Convergence tolerance
Range: [0.01, 1.00]
Defines a relative tolerance in measuring the convergence of the optimization process: 0.01 = minimal (tight) tolerance; 1.00 = maximal (wide) tolerance.
Continue on failed FEA
Range: [0, 10]
Defines the number of attempts to continue with optimization cycles on failed FEA. Namely, due to void regions and various other reasons it may happen that the FEA process fails. ProTOp can continue with optimization cycles even in such cases since successful FEA can often be restored after a few cycles (when the topology of the model changes enough).
Recording cycles interval
Range: [1, ~]
Defines the cycles interval at which design data is optionally recorded.

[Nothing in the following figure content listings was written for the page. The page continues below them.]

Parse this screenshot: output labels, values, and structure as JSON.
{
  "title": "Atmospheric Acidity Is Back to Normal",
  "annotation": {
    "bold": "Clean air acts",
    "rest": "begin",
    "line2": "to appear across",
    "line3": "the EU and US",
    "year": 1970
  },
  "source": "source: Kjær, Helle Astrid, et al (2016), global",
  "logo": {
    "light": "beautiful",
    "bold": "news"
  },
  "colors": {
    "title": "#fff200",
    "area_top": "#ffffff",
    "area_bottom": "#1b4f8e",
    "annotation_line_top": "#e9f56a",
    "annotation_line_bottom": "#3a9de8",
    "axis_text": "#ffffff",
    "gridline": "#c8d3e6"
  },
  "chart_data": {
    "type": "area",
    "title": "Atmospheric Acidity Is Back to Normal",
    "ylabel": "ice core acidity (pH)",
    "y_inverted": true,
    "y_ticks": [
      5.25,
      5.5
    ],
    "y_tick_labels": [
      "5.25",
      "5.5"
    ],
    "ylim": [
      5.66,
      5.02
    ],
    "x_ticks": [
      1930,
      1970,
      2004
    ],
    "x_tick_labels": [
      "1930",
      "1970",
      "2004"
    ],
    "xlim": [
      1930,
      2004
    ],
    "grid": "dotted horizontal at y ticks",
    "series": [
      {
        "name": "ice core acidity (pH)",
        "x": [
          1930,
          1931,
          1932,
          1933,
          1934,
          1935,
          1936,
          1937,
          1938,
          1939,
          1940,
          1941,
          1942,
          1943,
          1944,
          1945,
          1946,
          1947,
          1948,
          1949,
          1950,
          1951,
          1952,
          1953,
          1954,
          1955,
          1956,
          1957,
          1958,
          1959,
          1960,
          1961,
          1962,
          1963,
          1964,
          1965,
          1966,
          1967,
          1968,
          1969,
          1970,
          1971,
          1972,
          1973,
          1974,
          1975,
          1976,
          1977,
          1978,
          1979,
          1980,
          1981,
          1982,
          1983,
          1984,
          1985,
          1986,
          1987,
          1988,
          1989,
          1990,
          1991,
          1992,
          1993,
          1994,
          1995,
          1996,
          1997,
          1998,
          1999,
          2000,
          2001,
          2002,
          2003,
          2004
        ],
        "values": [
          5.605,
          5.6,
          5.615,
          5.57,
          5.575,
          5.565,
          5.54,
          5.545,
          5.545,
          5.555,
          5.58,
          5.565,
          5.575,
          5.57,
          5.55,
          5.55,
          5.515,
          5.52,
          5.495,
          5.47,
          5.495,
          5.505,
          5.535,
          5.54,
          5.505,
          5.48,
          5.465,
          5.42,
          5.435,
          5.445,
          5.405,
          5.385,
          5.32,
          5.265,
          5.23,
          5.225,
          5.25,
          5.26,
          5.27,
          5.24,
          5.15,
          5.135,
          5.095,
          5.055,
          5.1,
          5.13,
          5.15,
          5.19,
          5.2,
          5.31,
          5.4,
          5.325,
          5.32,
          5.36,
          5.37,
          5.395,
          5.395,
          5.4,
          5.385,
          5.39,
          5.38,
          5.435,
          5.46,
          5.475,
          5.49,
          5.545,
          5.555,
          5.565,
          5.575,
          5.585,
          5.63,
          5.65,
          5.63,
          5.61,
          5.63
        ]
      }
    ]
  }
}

These parameters affect the linear solver engaged in solving the structural system of linear equations in all FEA processes.
Computation mode
Range: [0 | 1 | 2]
Defines the computation mode: 0 = automatic (either the iterative or the direct solver are selected automatically); 1 = iterative solver; 2 = direct solver. The iterative solver is a low-memory solver that may run either slower or faster than the direct solver. Under special circumstances (for example, a model with semi-contact material and many load cases), the iterative solver might prove to be much better. The direct solver performs a decomposition of the system (stiffness) matrix and therefore requires a lot of memory (RAM). It can be quite fast, but only if enough memory is available.
Residual tolerance index
Range: [0, 10]
This parameter adjusts the convergence tolerance used by the system FEA solver: 0 = automatic; 1 = wide tolerance; ... ; 10 = narrow tolerance. The automatic option sets the convergence tolerance in the range defined by the indices between 2 and 4. For certain reasons this automatic setup can be changed by setting a fixed index value in the range between 1 and 10. A value of 1 sets a very wide tolerance and may be usable in speeding up the optimization process in case of statically loaded parts with very well-conditioned stiffness matrices (low matrix condition number). On the other hand, index values of 5 or greater tighten the tolerance gradually, which may be needed in situations where the stiffness matrix is not well conditioned (high matrix condition number). In general, one can say that a wide tolerance may speed up significantly the FEA done by the iterative solver, but may lead to unstable optimization process due to insufficient accuracy of the FEA response. On the other hand, a narrow tolerance ensures accurate FEA response but may slow down drastically the iterative solver. The computation speed of the direct solver is not significantly affected by the tolerance setting.
Matrix perturbation
Range: [0.0, 1.0e-6]
Defines a relative perturbation of the system matrix delivered to the system solver for the solution process: 0.0 = no perturbation; 1.0e-6 = maximal perturbation. Larger perturbation factors make the matrix decomposition more stable and may prevent matrix decomposition failure but may slow down the solution computation. This parameter is used only if the direct (matrix decomposition) solver is employed.
Max solver instances
Range: [0, ~]
Defines the maximal number of system solver instances (iterative solver only) running simultaneously. The default value of zero means there is no limitation imposed. Typically, this parameter can be left at default zero value. In this case, the system will automatically determine an optimal number of instances.
Solver priority
Range: [-1 | 0]
Defines the priority of processes run by ProTOp: -1 = below normal; 0 = normal. Specifying the below-normal priority allows the user to run normally, for example, text editing applications while ProTOp is running optimization. Otherwise ProTOp will use practically all CPU resources and the performance of other applications will suffer.